En général, les missions proposées aux équipages des hélicoptères de la Sécurité civile ne sont pas des plus poétiques. Cependant à l’approche des fêtes, en cette fin d’année 1977, et comme dans beaucoup d’autres bases en France, nous sommes parfois sollicités pour transporter le « Père Noël » au profit de l’une ou l’autre administration. Ceci peut être effectué sous réserve d’une disponibilité opérationnelle offerte en priorité aux missions de secours.
Ce matin-là, étant de service à la Base hélicoptère Sécurité civile de Bordeaux-Mérignac, une demande de ce type nous parvient souhaitant l’intervention de notre Alouette II au profit du Comité des fêtes d’un charmant village du département du Lot-et-Garonne.
En effet, les habitants du petit village de MEZIN vivent des heures un peu particulières qu’ils n’oublieront pas de si tôt. Voilà déjà une dizaine de jours que les cinq cents enfants de cette commune et des environs préparent un immense sapin avec guirlandes et pignes de toutes les couleurs. Une fête superbe est organisée à l’occasion de l’arrivée du Père Noël en hélicoptère, le tout médiatisé par la télévision FR3 Aquitaine, la radio locale ainsi que par de nombreux photographes de presse.
C’est dans ce but, qu’au cours d’un bel après-midi de décembre, nous voyons arriver plusieurs visiteurs à la base.

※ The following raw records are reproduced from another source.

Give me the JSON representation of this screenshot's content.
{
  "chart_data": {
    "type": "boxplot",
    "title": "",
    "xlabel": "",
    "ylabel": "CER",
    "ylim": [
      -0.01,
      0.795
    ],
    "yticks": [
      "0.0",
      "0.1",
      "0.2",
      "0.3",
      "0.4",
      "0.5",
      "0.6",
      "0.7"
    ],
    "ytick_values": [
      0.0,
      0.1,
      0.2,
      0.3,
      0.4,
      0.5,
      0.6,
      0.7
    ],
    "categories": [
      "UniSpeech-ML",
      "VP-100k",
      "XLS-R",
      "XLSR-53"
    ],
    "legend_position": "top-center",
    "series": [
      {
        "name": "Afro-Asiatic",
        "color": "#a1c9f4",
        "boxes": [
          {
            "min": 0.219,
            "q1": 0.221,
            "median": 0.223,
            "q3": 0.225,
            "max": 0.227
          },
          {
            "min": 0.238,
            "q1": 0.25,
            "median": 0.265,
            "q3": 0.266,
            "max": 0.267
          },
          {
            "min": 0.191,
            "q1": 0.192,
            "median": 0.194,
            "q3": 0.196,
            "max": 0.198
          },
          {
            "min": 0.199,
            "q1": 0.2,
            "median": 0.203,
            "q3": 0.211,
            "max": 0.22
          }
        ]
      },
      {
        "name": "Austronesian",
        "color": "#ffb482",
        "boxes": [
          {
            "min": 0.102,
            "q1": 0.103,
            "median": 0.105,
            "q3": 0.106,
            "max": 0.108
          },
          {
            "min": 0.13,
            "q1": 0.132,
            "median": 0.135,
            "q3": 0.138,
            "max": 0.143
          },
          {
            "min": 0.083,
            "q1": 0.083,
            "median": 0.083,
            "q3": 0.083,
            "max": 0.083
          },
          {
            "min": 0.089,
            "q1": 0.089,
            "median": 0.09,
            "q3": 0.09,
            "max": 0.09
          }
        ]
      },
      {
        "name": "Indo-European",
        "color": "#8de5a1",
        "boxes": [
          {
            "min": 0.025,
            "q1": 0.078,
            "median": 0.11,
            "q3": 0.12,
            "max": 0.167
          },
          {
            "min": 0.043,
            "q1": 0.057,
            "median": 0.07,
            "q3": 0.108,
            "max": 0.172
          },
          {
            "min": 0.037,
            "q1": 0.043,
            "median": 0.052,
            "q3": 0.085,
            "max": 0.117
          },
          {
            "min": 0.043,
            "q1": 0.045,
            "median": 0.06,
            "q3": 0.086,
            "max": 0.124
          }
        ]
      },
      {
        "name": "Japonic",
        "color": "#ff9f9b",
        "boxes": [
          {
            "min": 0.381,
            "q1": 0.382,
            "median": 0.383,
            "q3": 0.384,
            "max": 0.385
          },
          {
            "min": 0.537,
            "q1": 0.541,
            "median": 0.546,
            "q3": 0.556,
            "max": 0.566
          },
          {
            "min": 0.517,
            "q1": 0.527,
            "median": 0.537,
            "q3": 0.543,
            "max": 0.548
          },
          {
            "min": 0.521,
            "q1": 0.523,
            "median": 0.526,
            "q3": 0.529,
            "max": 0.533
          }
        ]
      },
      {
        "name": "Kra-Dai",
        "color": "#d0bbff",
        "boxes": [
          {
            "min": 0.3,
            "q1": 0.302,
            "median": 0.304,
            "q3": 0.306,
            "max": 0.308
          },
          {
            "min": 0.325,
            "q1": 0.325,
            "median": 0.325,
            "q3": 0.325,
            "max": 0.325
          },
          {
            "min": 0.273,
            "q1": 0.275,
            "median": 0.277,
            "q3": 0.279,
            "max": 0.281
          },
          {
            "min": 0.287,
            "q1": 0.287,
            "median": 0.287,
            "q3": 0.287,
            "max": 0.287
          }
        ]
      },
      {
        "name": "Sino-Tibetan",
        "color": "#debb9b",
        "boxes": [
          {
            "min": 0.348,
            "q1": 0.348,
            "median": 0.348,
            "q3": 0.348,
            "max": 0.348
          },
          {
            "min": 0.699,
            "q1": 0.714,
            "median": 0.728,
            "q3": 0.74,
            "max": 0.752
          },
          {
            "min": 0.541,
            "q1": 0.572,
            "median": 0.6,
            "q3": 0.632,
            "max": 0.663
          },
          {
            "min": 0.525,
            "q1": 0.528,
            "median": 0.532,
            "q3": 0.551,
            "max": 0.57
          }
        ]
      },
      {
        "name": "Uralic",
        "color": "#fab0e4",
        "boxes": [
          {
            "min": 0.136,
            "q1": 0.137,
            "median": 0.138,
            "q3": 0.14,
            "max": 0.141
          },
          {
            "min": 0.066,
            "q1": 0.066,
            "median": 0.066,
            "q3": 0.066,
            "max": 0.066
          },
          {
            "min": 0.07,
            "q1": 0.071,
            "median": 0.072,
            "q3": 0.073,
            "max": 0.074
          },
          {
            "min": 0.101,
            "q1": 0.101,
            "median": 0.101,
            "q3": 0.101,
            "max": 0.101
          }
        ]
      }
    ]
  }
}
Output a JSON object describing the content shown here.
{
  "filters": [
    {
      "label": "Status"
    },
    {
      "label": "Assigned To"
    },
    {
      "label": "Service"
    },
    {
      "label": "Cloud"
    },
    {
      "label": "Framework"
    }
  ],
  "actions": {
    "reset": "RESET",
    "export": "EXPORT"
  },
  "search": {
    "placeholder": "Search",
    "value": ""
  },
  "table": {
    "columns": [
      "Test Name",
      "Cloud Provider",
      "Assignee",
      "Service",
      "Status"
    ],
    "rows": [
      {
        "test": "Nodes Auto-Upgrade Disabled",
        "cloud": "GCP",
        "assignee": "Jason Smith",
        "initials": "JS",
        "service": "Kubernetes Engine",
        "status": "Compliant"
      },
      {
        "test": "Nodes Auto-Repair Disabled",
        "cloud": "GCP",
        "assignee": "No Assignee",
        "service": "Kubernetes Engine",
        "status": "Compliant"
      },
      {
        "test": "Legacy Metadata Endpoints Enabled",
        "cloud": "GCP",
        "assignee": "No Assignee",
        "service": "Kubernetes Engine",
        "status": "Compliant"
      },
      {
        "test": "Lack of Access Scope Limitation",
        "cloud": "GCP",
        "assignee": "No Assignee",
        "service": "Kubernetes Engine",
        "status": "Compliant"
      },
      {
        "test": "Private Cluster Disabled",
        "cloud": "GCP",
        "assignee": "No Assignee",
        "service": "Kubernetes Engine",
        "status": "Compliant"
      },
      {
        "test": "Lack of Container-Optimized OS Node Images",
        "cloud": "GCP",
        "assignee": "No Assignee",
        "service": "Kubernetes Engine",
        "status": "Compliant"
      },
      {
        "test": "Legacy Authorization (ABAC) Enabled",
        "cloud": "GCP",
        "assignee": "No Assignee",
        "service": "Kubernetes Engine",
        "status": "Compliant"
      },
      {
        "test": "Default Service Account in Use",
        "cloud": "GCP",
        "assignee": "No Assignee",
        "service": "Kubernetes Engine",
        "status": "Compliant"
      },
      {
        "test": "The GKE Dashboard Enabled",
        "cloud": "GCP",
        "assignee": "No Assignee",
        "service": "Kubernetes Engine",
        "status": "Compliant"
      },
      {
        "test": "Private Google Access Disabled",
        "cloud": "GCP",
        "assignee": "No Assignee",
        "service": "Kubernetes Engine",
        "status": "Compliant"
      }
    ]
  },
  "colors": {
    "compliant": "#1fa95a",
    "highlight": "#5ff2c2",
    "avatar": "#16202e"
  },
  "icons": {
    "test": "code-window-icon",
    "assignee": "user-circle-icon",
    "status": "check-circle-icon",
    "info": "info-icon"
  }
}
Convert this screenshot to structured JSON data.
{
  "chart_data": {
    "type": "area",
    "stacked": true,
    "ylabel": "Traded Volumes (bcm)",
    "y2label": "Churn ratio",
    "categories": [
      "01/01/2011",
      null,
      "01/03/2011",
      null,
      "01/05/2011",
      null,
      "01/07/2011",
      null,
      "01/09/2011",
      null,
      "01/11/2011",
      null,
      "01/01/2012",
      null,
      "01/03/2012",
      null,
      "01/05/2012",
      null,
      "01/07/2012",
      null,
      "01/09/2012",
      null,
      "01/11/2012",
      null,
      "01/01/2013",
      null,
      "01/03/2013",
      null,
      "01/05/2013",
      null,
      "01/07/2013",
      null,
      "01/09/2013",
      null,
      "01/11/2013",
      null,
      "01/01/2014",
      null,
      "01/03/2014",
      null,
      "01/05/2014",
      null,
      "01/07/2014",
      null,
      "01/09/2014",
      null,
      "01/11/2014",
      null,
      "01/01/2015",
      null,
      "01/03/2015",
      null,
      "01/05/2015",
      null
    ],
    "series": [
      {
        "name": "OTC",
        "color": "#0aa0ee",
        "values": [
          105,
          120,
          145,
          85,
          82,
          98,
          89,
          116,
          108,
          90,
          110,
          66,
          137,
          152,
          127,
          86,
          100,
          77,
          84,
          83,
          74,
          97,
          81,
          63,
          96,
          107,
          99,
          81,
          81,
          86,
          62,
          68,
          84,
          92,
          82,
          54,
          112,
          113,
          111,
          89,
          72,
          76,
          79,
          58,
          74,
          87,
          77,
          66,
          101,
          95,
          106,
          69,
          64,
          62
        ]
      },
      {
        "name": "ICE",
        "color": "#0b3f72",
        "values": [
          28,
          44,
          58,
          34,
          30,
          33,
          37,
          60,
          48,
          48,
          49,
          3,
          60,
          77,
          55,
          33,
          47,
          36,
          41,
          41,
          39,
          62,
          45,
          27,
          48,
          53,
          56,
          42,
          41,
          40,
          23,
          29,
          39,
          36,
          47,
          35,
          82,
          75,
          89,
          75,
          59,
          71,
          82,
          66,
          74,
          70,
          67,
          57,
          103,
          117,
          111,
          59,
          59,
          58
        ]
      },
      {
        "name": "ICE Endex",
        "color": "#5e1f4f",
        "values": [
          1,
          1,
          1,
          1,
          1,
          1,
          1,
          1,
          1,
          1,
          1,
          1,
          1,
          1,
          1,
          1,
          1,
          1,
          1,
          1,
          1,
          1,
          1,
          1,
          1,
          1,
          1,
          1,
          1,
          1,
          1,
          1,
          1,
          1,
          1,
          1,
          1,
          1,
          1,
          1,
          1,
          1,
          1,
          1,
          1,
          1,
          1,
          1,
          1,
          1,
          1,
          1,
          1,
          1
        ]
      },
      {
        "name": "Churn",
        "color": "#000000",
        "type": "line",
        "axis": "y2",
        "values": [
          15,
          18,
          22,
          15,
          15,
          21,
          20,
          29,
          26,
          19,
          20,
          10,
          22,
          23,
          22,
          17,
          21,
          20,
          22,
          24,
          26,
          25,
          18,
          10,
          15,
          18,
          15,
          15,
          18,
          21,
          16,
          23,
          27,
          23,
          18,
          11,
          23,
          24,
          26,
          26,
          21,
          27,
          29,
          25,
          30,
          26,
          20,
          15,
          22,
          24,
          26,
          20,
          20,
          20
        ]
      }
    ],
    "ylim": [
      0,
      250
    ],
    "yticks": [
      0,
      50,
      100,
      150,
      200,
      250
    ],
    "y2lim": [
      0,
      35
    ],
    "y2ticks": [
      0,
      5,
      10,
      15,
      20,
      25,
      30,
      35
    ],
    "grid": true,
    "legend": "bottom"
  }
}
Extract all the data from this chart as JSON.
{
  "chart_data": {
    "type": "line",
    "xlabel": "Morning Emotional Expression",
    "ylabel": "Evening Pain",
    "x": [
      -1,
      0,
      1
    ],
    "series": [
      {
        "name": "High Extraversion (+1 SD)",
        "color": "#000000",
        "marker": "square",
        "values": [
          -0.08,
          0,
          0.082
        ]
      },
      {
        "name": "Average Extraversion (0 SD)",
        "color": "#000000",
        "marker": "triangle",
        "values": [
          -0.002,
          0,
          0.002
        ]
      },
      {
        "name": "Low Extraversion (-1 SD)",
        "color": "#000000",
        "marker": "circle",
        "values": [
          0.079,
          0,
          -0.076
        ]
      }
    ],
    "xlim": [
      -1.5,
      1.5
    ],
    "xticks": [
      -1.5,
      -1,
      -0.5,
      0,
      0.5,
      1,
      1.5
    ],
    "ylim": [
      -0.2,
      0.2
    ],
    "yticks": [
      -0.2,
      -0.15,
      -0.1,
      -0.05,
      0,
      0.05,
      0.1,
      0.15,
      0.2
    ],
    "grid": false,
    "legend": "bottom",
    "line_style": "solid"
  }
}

L’un d’entre eux semble plus particulièrement destiné à jouer le rôle du légendaire personnage car il tient sous son bras le célèbre déguisement, à la fois heureux et fier d’avoir été choisi pour animer cet évènement.
Malheureusement, à leur grande stupéfaction, le Pilote chargé d’effectuer cette mission en ma compagnie, déclare tout penaud que, faute d’avoir reçu les documents d’assurance obligatoires, ce vol ne pourra avoir lieu. En effet, toute personne extérieure à l’Administration, hors mission de secours ne peut être transportée.
Surpris et désemparés par cette déclaration, nos intervenants multiplient les coups de fil aux organisateurs tout d’abord, puis auprès de la Préfecture ensuite, mais la situation reste bloquée. Le ton monte peu à peu et l’ambiance s’alourdit. Cette annulation de dernière minute est contrariante, l’évènement était pourtant prévu depuis longtemps et plusieurs milliers de personnes attendent là-bas !
Conscient de tout cela, je propose timidement de fusionner ma fonction de Mécanicien de bord avec le rôle de Père Noël. Un grand silence envahit la pièce, puis bien que peu enthousiaste, je me retrouve vêtu du somptueux manteau rouge et blanc, moustache et perruque blanches suscitant de larges sourires de contentement.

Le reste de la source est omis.